第8話 昼休み

席替えの後、普段通りに授業が始まった。


始まったのだが……やべぇ、集中出来ねぇ。


視界の端に映るのは、真面目に授業を受ける葉狼はがみさんの姿だ。


やっぱ、かっこいいな……。授業受けてるだけでこんなに絵になるのか……何かこの世の理不尽を感じる。


「次、立花たちばなくん読んでください」


あ、ヤバなんも聞いてなかった。


「え、えっと、メロスは激怒した……」


「立花くん。今は生物の時間です」


まさかの教科から違った。教科書読めとか言うから、てっきり現国かと……えぇと


『五十五ページの三行目』


と、書かれた紙を葉狼はがみさんが机においてくれた。マジ感謝。


そのおかけで、俺はなんとか無事に(?)教科書を読むことができた。


『マジ助かった。ありがとう』


『大丈夫だよ。けど授業はちゃんと聞きなね』


はい、すいません。反省してます……






















昼休みになった。


いつもなら一人でお弁当を食べるか、極稀に愛彩あいかと食べている俺だが、今日は一味違う。

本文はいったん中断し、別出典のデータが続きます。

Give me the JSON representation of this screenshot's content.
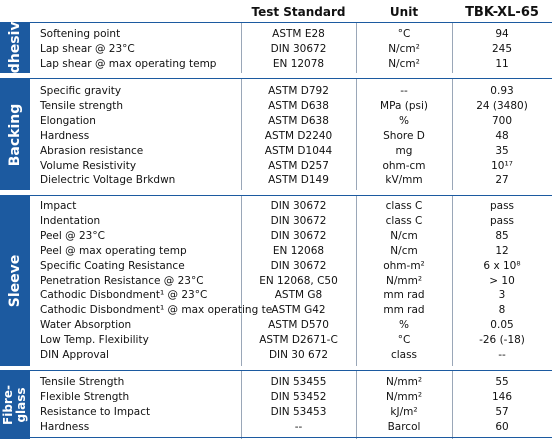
{
  "header": {
    "test_standard": "Test Standard",
    "unit": "Unit",
    "product": "TBK-XL-65"
  },
  "sections": [
    {
      "label": "Adhesive",
      "rows": [
        {
          "property": "Softening point",
          "standard": "ASTM E28",
          "unit": "°C",
          "value": "94"
        },
        {
          "property": "Lap shear @ 23°C",
          "standard": "DIN 30672",
          "unit": "N/cm²",
          "value": "245"
        },
        {
          "property": "Lap shear @ max operating temp",
          "standard": "EN 12078",
          "unit": "N/cm²",
          "value": "11"
        }
      ]
    },
    {
      "label": "Backing",
      "rows": [
        {
          "property": "Specific gravity",
          "standard": "ASTM D792",
          "unit": "--",
          "value": "0.93"
        },
        {
          "property": "Tensile strength",
          "standard": "ASTM D638",
          "unit": "MPa (psi)",
          "value": "24 (3480)"
        },
        {
          "property": "Elongation",
          "standard": "ASTM D638",
          "unit": "%",
          "value": "700"
        },
        {
          "property": "Hardness",
          "standard": "ASTM D2240",
          "unit": "Shore D",
          "value": "48"
        },
        {
          "property": "Abrasion resistance",
          "standard": "ASTM D1044",
          "unit": "mg",
          "value": "35"
        },
        {
          "property": "Volume Resistivity",
          "standard": "ASTM D257",
          "unit": "ohm-cm",
          "value": "10¹⁷"
        },
        {
          "property": "Dielectric Voltage Brkdwn",
          "standard": "ASTM D149",
          "unit": "kV/mm",
          "value": "27"
        }
      ]
    },
    {
      "label": "Sleeve",
      "rows": [
        {
          "property": "Impact",
          "standard": "DIN 30672",
          "unit": "class C",
          "value": "pass"
        },
        {
          "property": "Indentation",
          "standard": "DIN 30672",
          "unit": "class C",
          "value": "pass"
        },
        {
          "property": "Peel @ 23°C",
          "standard": "DIN 30672",
          "unit": "N/cm",
          "value": "85"
        },
        {
          "property": "Peel @ max operating temp",
          "standard": "EN 12068",
          "unit": "N/cm",
          "value": "12"
        },
        {
          "property": "Specific Coating Resistance",
          "standard": "DIN 30672",
          "unit": "ohm-m²",
          "value": "6 x 10⁸"
        },
        {
          "property": "Penetration Resistance @ 23°C",
          "standard": "EN 12068, C50",
          "unit": "N/mm²",
          "value": "> 10"
        },
        {
          "property": "Cathodic Disbondment¹ @ 23°C",
          "standard": "ASTM G8",
          "unit": "mm rad",
          "value": "3"
        },
        {
          "property": "Cathodic Disbondment¹ @ max operating te",
          "standard": "ASTM G42",
          "unit": "mm rad",
          "value": "8"
        },
        {
          "property": "Water Absorption",
          "standard": "ASTM D570",
          "unit": "%",
          "value": "0.05"
        },
        {
          "property": "Low Temp. Flexibility",
          "standard": "ASTM D2671-C",
          "unit": "°C",
          "value": "-26 (-18)"
        },
        {
          "property": "DIN Approval",
          "standard": "DIN 30 672",
          "unit": "class",
          "value": "--"
        }
      ]
    },
    {
      "label_lines": [
        "Fibre-",
        "glass"
      ],
      "rows": [
        {
          "property": "Tensile Strength",
          "standard": "DIN 53455",
          "unit": "N/mm²",
          "value": "55"
        },
        {
          "property": "Flexible Strength",
          "standard": "DIN 53452",
          "unit": "N/mm²",
          "value": "146"
        },
        {
          "property": "Resistance to Impact",
          "standard": "DIN 53453",
          "unit": "kJ/m²",
          "value": "57"
        },
        {
          "property": "Hardness",
          "standard": "--",
          "unit": "Barcol",
          "value": "60"
        }
      ]
    }
  ]
}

葉狼さんをお弁当に誘ってみようと思っているのである。


普通に授業のときのお礼もしたいし……


「あ、あの葉狼s」


「「「「「「葉狼さん、私とご飯食べませんか!」」」」」


俺の勇気を出した声がけは、押しかけてきた女子によって遮られる。


横に居る俺には一瞥もくれず、葉狼さんの周り人が群がっていく。


おい!!!ちょっとくらい待っててくれよ!なんで隣にいる俺が葉狼さんに声かけるよりも早く、こんな人数周りに居るんだよ!!!


瞬間移動か、または最初からここに居ないと説明のつかない速さである。


あ、見覚えない顔もいる。多分他クラスのやつだ。


クラスの女子ならまだしもお前は確信犯だな。瞬間移動してきたろ、悟◯かお前は。


「は、葉狼さんあの!!!!」


大きな声を出してみるが、一切届かない。周りうるさすぎ。


そんな中、不思議なことに葉狼さんの声だけは透き通るように聞こえた。


「ごめんね、今日は先に約束した人がいるんだ」


周りの女子が次々に落胆の声を上げる。俺もまぁその内の一人であるのだが。


じゃあ結局、声かけれても一緒に食べれなかったんじゃん。


肩を落としていると、俺の腕が誰かに掴まれる。


誰だ?人多すぎて、転びそうになったとかかな。


と、思っていると、周りがやけに静かなことに気がついた。


え?何があった?俺は上を見上げると、葉狼さんが俺の腕を掴んでいた。


は???


「僕、今日は氷真くんとご飯食べるからさ。ごめんね」


唖然としている皆(俺を含む)を余所に葉狼さんは腕を引っ張って俺を教室から連れ出した。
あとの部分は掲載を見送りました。